Avant même l’abandon de Cruz, Trump évita ce scénario sournois, furtif, à l’opposé d’un combat démocratique dans lequel seules doivent compter les voix populaires. Réduire les primaires, comme le voulaient Cruz et l’establishment républicain, à une poignée de figurants convaincus ou achetés revient à dénaturer un processus, à démonétiser un choix. Le côté sordide de cette manipulation n’a pas échappé aux Américains. C’est l’une des raisons de la médiocre deuxième place de Cruz dans ce combat de l’Indiana. Il en existe d’autres : la récente nomination par le sénateur du Texas de Carly Fiorina comme candidate à la vice-présidence a manqué de pertinence, car cette ex-PDG d’un géant de l’informatique avait conservé, depuis son retrait de la course fin février, les oripeaux de la défaite. Enfin, l’accord de désistement passé entre Cruz et John Kasich, gouverneur de l’Ohio, parut bancal dès le départ car les électeurs restèrent en grande majorité attachés à l’un des deux concurrents devenus subitement alliés contre Trump.

Un Trump au mieux de sa forme qui a savouré dans son quartier général de New York sa victoire, devenue très vite un triomphe avec l’effacement de Cruz. Ce coup de théâtre sacre plus tôt que prévu le milliardaire champion républicain, mais laisse également des millions d’électeurs potentiels orphelins et désemparés. Ce sera le premier objectif de Trump : tenter d’unifier le parti républicain et, en même temps, persuader ceux qui ont suivi Cruz de voter pour lui, malgré la guérilla que les deux hommes se sont livrés, malgré d’implacables échanges verbaux, malgré les insultes et les attaques (« 60 000 pubs négatives », a précisé Trump, du jamais vu). Le second objectif consistera à convaincre les partisans de Bernie Sanders, le sénateur démocrate du Vermont, de sauter le pas, de franchir la barrière des partis et d’opter pour un autre adversaire de l’establishment, celui-là républicain. C’est à ce prix que Trump aurait de bonnes chances d’entrer à la Maison Blanche. Une stratégie à trois niveaux : élargir une solide base populiste avec les conservateurs de Cruz, isoler Hillary Clinton dans ses retranchements peuplés de minorités et d’ultra-libéraux, dépeindre les huit ans de Barack Obama comme le pire des cauchemars américains.

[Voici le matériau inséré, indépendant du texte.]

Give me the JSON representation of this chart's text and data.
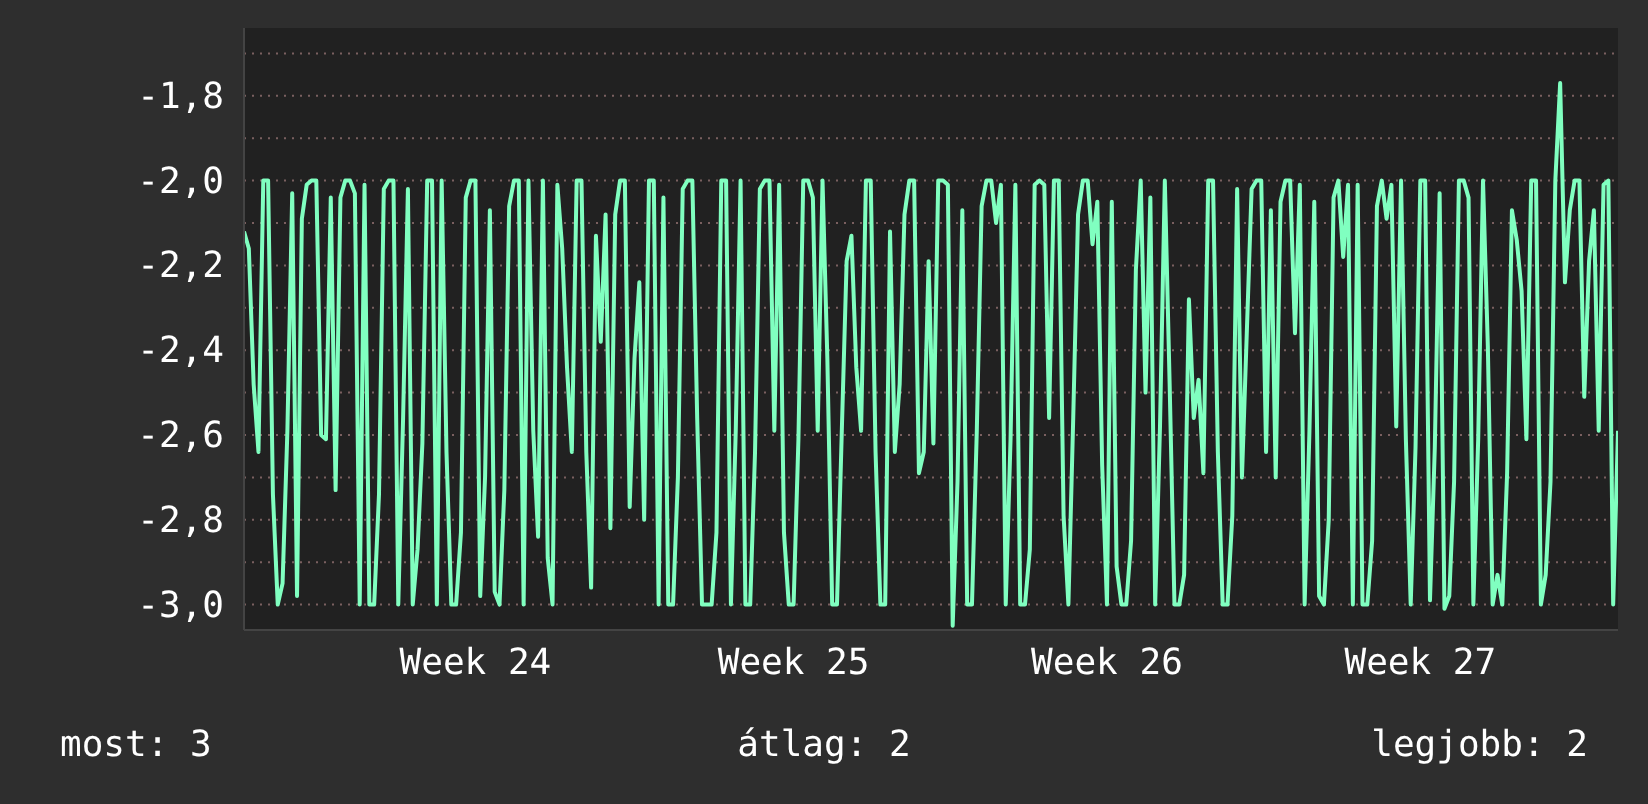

Déjà, Trump a annoncé que la dette nationale de 19 000 milliards de dollars était sur le point de basculer à 21 000 milliards. Dès demain, Trump va s’employer à rectifier son tir et sélectionner ses cibles. Il a un mois et demi d’avance sur le programme prévu car les primaires ne devaient se terminer qu’en juin. C’est un atout pour lui. En face, la vibrionnante Hillary n’a pas encore réussi à se débarrasser de Sanders – qui, pour la narguer, s’est même offert le luxe de remporter l’Indiana.